Will these passive components be responsible for a future torrent of advancement in the field of disease detection in third world countries? I would imagine that they will and more. There'll be an increasing number of advances in micro- and nanomechanical sensors for environmental, chemical, and biological detection as well. In addition to giving scientists new avenues for detection, the device opens up all sorts of opportunities for epidemiologists to study how a certain strain of a disease moves through a population or how a chemical spill spreads throughout a region, for example.

Singapore scientists have developed the best lab on a chip yet—one that detects avian flu (H5N1) and gives results in under 30 minutes. At the heart of the chip is a new more efficient method of analyzing RNA, which will eventually lead to other quick tests such as those for HIV, SARS, and Hepatitis B.

Here, there are two fascinating stories rolled into one: the first is an epidemiological breakthrough and all of the implications it may have on predicting or preventing a future pandemic. Current technologies take about 5 hours to test for H5N1, and looks to be at least 40 times cheaper. And forget trying to lug that kind of medical equipment to a remote or harsh climate in southeast Asia .

The microfluidics that the device employs integrates the entire workflow of viral RNA isolation, purification, preconcentration, and detection. Dr. Juergen Pipper, one of the researchers, explains:

The novelty of our method lies in the way that the droplet itself becomes a pump, valve, mixer, solid-phase extractor and real-time thermocycler. Complex biochemical tasks can thus be processed in a fashion similar to that of a traditional biological laboratory on a miniature scale.

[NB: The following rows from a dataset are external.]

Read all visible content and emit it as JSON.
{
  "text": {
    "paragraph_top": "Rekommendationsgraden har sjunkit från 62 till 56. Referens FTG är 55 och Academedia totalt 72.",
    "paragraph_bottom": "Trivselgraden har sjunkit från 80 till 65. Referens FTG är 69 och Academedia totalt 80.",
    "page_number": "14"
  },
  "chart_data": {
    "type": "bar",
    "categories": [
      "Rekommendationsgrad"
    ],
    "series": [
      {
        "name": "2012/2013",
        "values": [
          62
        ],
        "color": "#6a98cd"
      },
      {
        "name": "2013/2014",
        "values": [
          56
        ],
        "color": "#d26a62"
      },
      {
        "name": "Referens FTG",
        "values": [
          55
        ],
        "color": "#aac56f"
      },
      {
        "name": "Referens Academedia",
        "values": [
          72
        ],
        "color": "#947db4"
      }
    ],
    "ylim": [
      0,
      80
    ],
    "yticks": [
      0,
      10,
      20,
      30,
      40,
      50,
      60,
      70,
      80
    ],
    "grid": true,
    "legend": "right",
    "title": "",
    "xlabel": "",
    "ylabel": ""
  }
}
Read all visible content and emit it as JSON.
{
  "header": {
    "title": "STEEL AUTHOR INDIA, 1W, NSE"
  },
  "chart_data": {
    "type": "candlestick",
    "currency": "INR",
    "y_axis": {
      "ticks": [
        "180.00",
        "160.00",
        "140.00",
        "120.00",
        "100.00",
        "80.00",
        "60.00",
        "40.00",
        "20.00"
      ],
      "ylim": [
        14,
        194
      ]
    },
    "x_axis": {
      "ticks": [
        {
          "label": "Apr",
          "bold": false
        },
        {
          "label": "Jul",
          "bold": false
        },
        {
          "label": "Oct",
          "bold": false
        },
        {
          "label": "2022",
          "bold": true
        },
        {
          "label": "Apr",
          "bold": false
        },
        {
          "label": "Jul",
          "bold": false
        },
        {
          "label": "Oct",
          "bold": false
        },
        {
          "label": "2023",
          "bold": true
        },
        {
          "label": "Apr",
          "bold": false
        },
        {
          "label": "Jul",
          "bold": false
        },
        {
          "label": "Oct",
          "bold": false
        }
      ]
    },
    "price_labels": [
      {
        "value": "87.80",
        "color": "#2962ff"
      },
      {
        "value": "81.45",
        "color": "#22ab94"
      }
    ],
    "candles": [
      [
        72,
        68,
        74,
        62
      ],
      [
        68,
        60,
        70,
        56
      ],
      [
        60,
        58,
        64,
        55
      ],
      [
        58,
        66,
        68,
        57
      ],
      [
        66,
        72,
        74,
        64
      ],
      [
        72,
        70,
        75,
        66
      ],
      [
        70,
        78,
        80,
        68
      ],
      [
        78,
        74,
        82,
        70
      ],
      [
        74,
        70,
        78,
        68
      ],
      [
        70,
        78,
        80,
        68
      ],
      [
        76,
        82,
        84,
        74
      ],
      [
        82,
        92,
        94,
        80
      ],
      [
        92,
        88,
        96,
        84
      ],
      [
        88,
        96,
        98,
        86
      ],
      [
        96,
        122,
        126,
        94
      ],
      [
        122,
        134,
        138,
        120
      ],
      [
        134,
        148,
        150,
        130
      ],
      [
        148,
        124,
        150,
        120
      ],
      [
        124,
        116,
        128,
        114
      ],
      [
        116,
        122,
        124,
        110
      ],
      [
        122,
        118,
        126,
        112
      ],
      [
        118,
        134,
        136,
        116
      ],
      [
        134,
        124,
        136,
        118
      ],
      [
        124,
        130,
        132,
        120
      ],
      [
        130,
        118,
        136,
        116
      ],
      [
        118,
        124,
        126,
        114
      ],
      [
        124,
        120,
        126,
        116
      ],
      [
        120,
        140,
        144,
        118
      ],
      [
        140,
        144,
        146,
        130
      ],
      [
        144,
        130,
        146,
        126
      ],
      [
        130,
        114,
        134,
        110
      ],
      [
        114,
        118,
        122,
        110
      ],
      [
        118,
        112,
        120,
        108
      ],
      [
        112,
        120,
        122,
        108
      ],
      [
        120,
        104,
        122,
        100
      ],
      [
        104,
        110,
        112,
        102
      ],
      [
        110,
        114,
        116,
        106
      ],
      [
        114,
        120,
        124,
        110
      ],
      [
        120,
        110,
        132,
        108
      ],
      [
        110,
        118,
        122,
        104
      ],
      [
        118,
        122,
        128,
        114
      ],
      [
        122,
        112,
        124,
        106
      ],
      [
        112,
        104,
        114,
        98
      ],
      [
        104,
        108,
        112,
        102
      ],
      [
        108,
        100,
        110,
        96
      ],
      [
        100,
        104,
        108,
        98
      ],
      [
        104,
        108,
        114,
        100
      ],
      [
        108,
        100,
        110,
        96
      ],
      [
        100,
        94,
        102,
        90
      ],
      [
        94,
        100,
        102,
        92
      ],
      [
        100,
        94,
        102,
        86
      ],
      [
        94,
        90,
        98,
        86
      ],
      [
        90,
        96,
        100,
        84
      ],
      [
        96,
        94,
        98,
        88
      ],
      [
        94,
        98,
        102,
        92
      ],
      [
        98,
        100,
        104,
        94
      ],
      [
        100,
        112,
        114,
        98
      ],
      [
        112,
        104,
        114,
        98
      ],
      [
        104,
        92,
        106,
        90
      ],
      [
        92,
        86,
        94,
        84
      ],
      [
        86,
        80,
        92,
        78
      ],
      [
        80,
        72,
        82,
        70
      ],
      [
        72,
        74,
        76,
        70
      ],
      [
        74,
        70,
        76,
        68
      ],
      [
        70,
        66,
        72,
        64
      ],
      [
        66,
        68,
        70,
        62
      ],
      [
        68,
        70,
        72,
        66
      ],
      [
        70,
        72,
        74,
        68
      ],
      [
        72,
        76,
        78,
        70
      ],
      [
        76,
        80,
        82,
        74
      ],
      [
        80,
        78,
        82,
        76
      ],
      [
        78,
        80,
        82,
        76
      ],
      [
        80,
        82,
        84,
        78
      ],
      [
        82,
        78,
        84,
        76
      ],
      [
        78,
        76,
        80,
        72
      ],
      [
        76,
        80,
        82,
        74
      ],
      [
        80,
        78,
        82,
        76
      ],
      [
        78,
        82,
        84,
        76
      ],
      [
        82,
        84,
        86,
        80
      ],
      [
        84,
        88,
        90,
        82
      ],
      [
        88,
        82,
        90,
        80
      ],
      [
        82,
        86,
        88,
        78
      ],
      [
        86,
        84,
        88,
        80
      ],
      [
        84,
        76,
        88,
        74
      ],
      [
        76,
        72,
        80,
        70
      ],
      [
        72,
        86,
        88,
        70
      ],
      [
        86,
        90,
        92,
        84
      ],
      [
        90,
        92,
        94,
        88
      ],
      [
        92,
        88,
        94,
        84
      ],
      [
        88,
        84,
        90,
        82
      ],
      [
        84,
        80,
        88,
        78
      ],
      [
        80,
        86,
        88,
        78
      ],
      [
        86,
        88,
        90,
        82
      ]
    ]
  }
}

The complex microfluidic device will hopefully be in production in time to bring solace to countries where a SARS outbreak poses a threat.


Microphysical devices are also offering solace from your lackluster golf game. Check out Sonic Golf's nifty training tool, which emits a pleasant tone when your club is swung correctly and an high-pitched annoying one when you're about to hook a golf ball into the woods. The real usefulness comes from receiving feedback the instant your swing goes awry, so you'll know exactly which part of your golf stroke needs adjustment. The device contains microelectromechanical systems (MEMS) that measure your swing's velocity and acceleration. The feedback mechanism created by the golfer and the device is what the device's inventor (Robert Grober, a Harvard physics professor) seems to think this is the key to mastering your stroke.

It is, of course, debatable which direction of research humanity should be most concerned about; improving golf scores or preventing global pandemics. For now, we get to have both.